O que pode ser feito para resolver ou diminuir esse problema tão grave e crescente que implicará a médio e longo prazo no desaparecimento da espécie nativa em São José dos Campos? O primeiro passo já está em andamento: o mapeamento da ocorrência dos saguis no município (saguis nativos, híbridos e os de outras regiões). Trata-se de um projeto de 3 anos coordenado pela Secretaria de Urbanismo e Sustentabilidade (SEURBS) da prefeitura de São José dos Campos e pelo Centro de Conservação do Sagui-da-Serra (CCSS) da Universidade Federal de Viçosa, em parceria com Ecomuseu dos Campos de São José, Instituto Chico Mendes de Conservação da Biodiversidade e Universidade do Vale do Paraíba.

Este projeto de mapeamento está em finalização e gerará um diagnóstico da situação, com os pontos críticos para ações que visem conservação dos saguis nativos e da biodiversidade regional. A segunda etapa deste projeto, que vai de 2024-2027, conta com a colaboração de todas as instituições citadas acima e atua com recursos do projeto “Ecomuseu dos Campos de São José: reflorestando a trilha do Callithrix aurita”, realizado pelo Centro de Estudos da Cultura Popular (CECP) em parceria com a Petrobras por meio do Programa Petrobras Socioambiental. Com o diagnóstico em mãos, os pesquisadores do projeto trabalharão em três eixos: 1- captura das espécies alóctones (invasoras) e híbridos para esterilização, quarentena e soltura dos animais saudáveis no mesmo local de captura; 2- intervenções nos pontos críticos para os saguis (local com forte potencial para atropelamentos, eletrocussões em fios de alta tensão e animais isolados em manchas de matas muitos pequenas); e 3- a continuidade e aprofundamento de atividades de informação e sensibilização da população joseense e, principalmente, sua participação ativa nas ações necessárias para conservar o sagui-da-serra-escuro em São José dos Campos.

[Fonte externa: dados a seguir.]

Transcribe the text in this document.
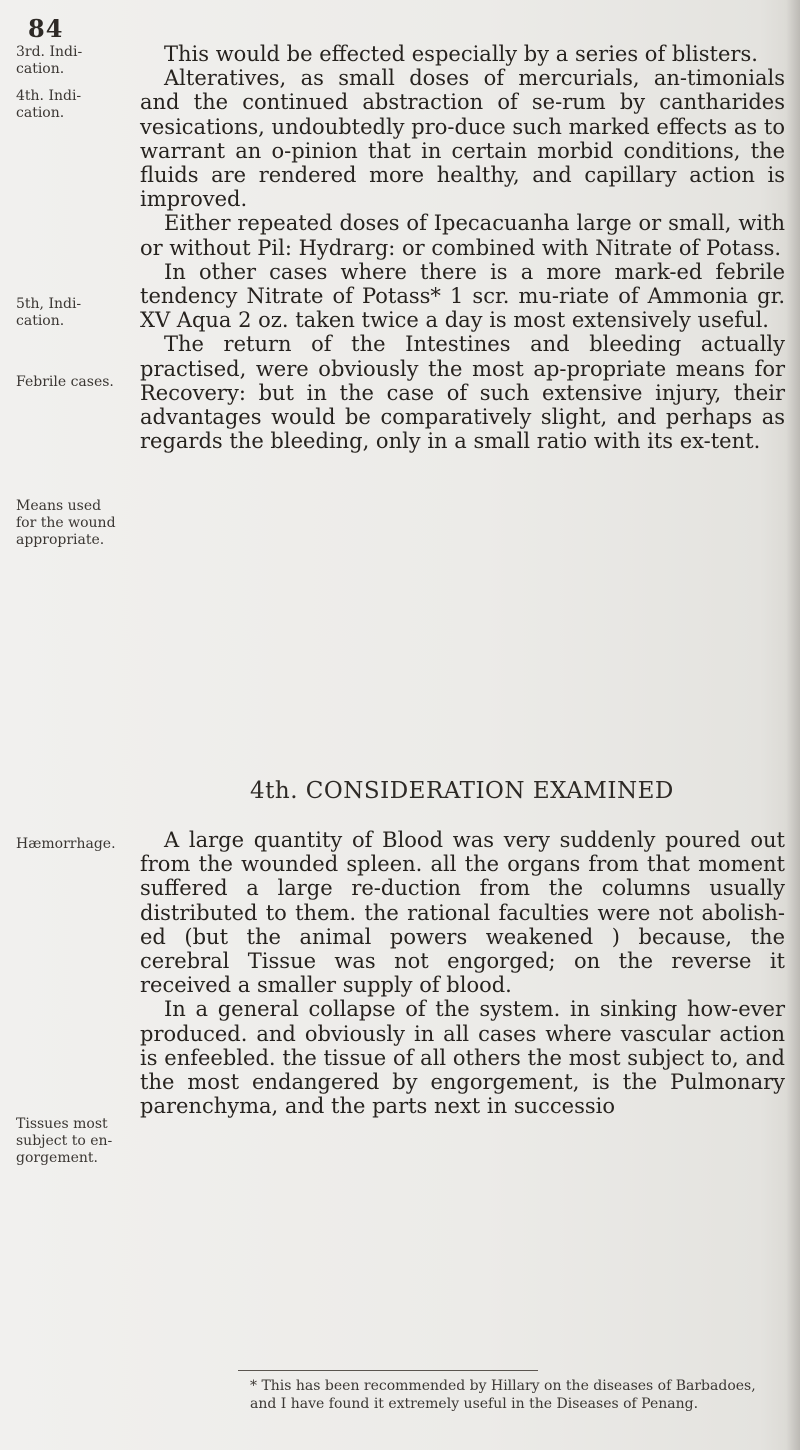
84
3rd. Indi-cation.
4th. Indi-cation.
5th, Indi-cation.
Febrile cases.
Means used for the wound appropriate.
Hæmorrhage.
Tissues most subject to en-gorgement.

This would be effected especially by a series of blisters.

Alteratives, as small doses of mercurials, an-timonials and the continued abstraction of se-rum by cantharides vesications, undoubtedly pro-duce such marked effects as to warrant an o-pinion that in certain morbid conditions, the fluids are rendered more healthy, and capillary action is improved.

Either repeated doses of Ipecacuanha large or small, with or without Pil: Hydrarg: or combined with Nitrate of Potass.

In other cases where there is a more mark-ed febrile tendency Nitrate of Potass* 1 scr. mu-riate of Ammonia gr. XV Aqua 2 oz. taken twice a day is most extensively useful.

The return of the Intestines and bleeding actually practised, were obviously the most ap-propriate means for Recovery: but in the case of such extensive injury, their advantages would be comparatively slight, and perhaps as regards the bleeding, only in a small ratio with its ex-tent.

4th. CONSIDERATION EXAMINED

A large quantity of Blood was very suddenly poured out from the wounded spleen. all the organs from that moment suffered a large re-duction from the columns usually distributed to them. the rational faculties were not abolish-ed (but the animal powers weakened ) because, the cerebral Tissue was not engorged; on the reverse it received a smaller supply of blood.

In a general collapse of the system. in sinking how-ever produced. and obviously in all cases where vascular action is enfeebled. the tissue of all others the most subject to, and the most endangered by engorgement, is the Pulmonary parenchyma, and the parts next in successio

* This has been recommended by Hillary on the diseases of Barbadoes, and I have found it extremely useful in the Diseases of Penang.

Seja um parceiro do projeto Ecomuseu dos Campos de São José: reflorestando a trilha do Callithrix aurita!

Um comentário:

  1. Alessandro Antunes da Silva27 maio, 2025 14:58

    Muito importante conseguir mudar a realidade do Callithrix aurita. Se a hibridização não parar podemos perder uma espécie. Parabéns pela matéria!